The wavering yellow flame cast eerie shadows across his face as he staggered forward, each gust threatening to extinguish the light entirely.

For a moment, time seemed to fold in on itself: a lone man with a flickering lantern, pursuing something precious into the heart of nature’s fury.

“Andy!” Matt yelled, lunging toward the toppled coat rack where his navy-blue Gore-Tex raincoat lay crumpled among umbrellas and scarves.
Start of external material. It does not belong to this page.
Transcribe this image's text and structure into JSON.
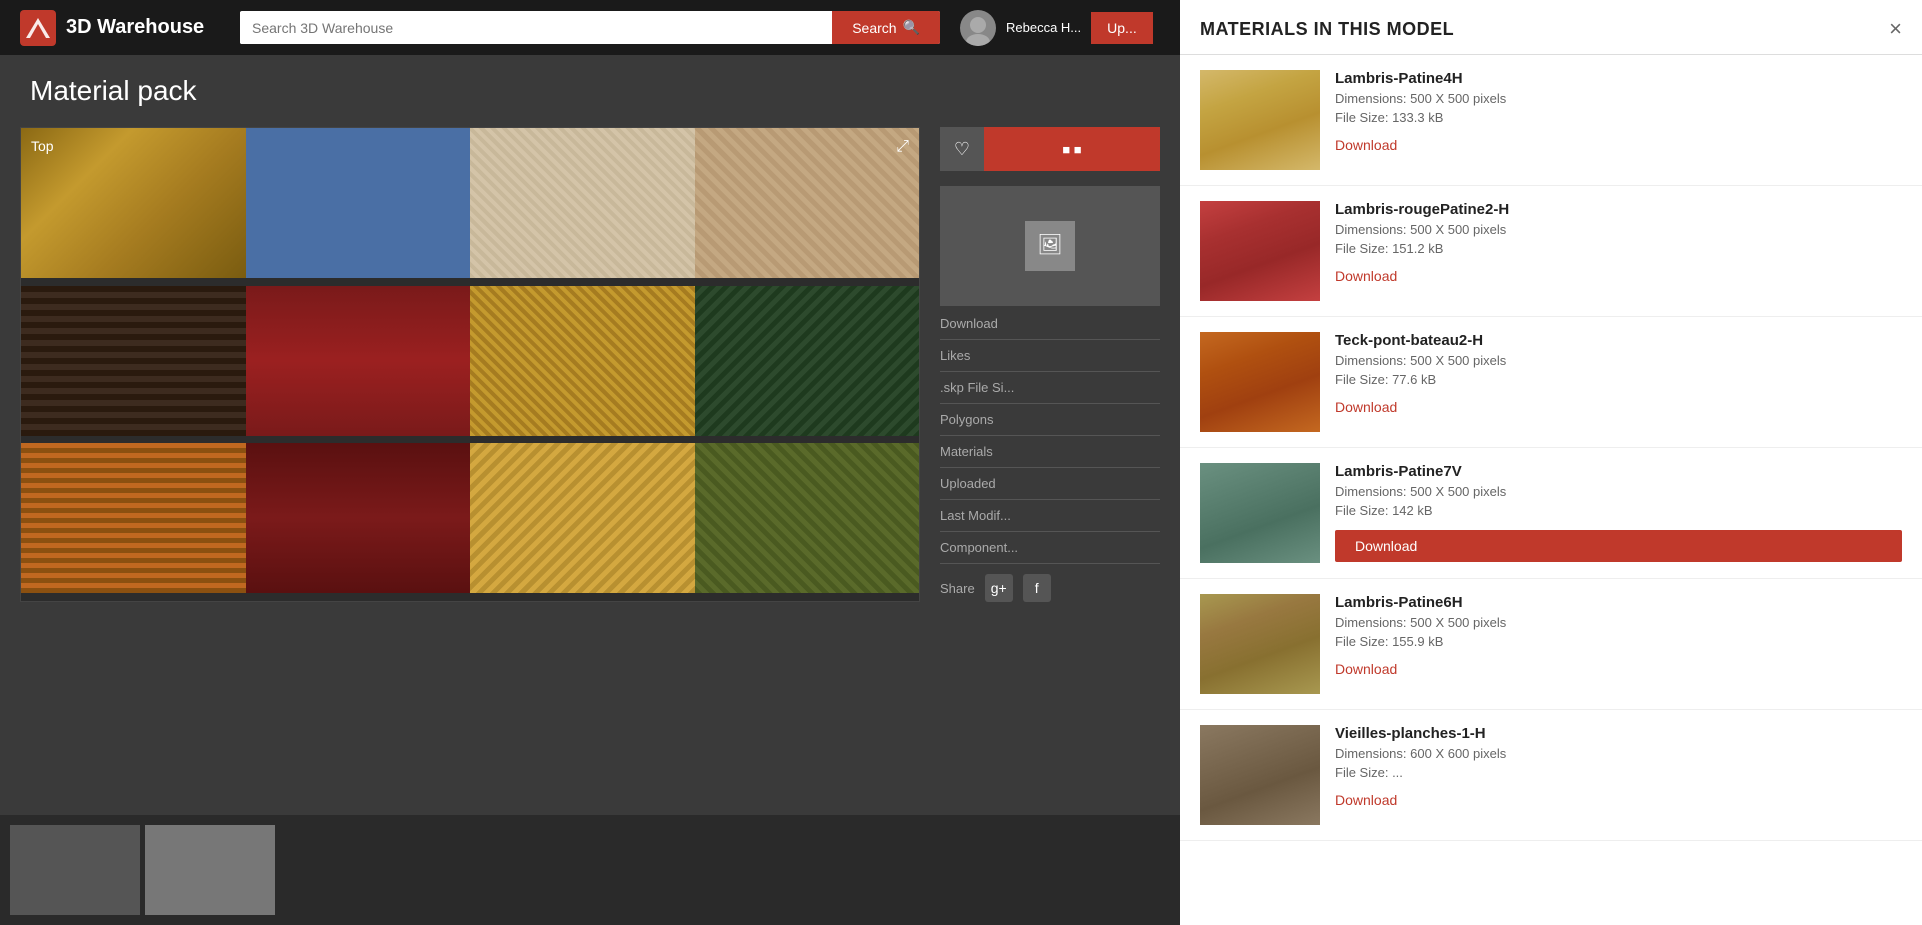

He yanked it free, thrusting his arms through the sleeves with such force that the waterproof fabric snapped like a sail catching wind.

He shoved his feet into the rain boots he pulled from beneath the pile. “Don’t go after Oscar.”

Carrie stumbled after him, fingers closing around the butter-soft yellow slicker she recognized as Lori’s.

The coat smelled faintly of her friend’s gardenia perfume as she zipped it to her chin before slipping her freezing feet into Lori’s rubber gardening boots.

They fumbled for their flashlights, clicking them on only to watch the beams dissolve into useless, wavering halos against the wall of rain—like trying to cut through fog with butter knives.

Carrie followed Matt as they launched out of the foyer and into the needle-biting storm.

Wind tried to snatch the door from her grip; she slammed it behind them, barely registering the rattle of glass and the violent boom as the wind gouged at the clapboards, her cold fingers turned the key in the lock, and she slipped it into a pocket that zipped up.

Now there was no way for Oscar to get back into the house if he was crazy enough to try to double back.

The rain hit with the force of thrown gravel, instantly slicking her hair to her scalp and making the world around them vanish into a gray, seething curtain.